First, none of the envelope can be encrypted, sorry -- that's routing information, and it must be visible to all involved MTAs. The communications between MTAs can be encrypted with TLS, but the MTAs get to see the envelope.
Second, end-to-end key management is an O(N^2) problem unless you have introducers. Who shall be your introducers?

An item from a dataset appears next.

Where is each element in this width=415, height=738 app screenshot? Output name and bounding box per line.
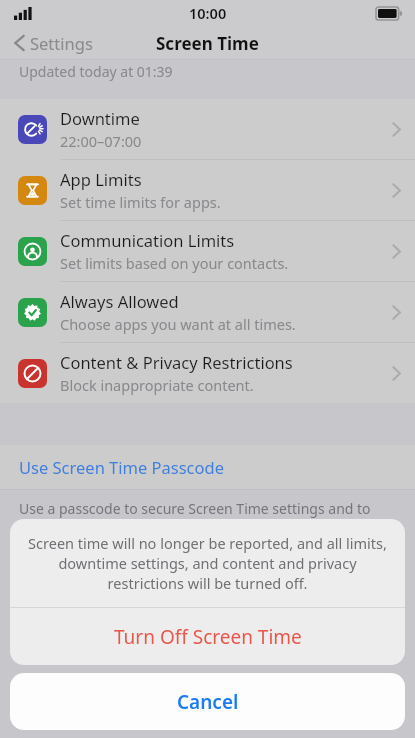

If the introduction problem was trivial to solve, we'd all be using PGP/whatever now. But it's not trivial at all.
Besides that, it's nice to have IMAP/whatever be able to search your e-mail. Which means your e-mail servers need to be able to see your e-mail. You can give up on this if you have your devices decrypt and index your e-mail. This is the only part of the problem that is "easy" -- and you can even encrypt e-mail as it comes in when it's not already encrypted.
Protonmail allows you to add PGP key. Not sure if the user just sees 'garbage' data inside the email but it's entirely possible to send E2EE email already, just encrypt the contents of the message and send that across.
Do you really want to hand over your private PGP key to 3rd-party company? I never ever won't do that. If I will use PGP key for web email service, it is only when the service provider gives a way to communicate with my local machine so that the email text is SIGNED IN MY MACHINE and send it back to the email provider, then send to the recipients. For encryption, it can be done with public key of the recipients.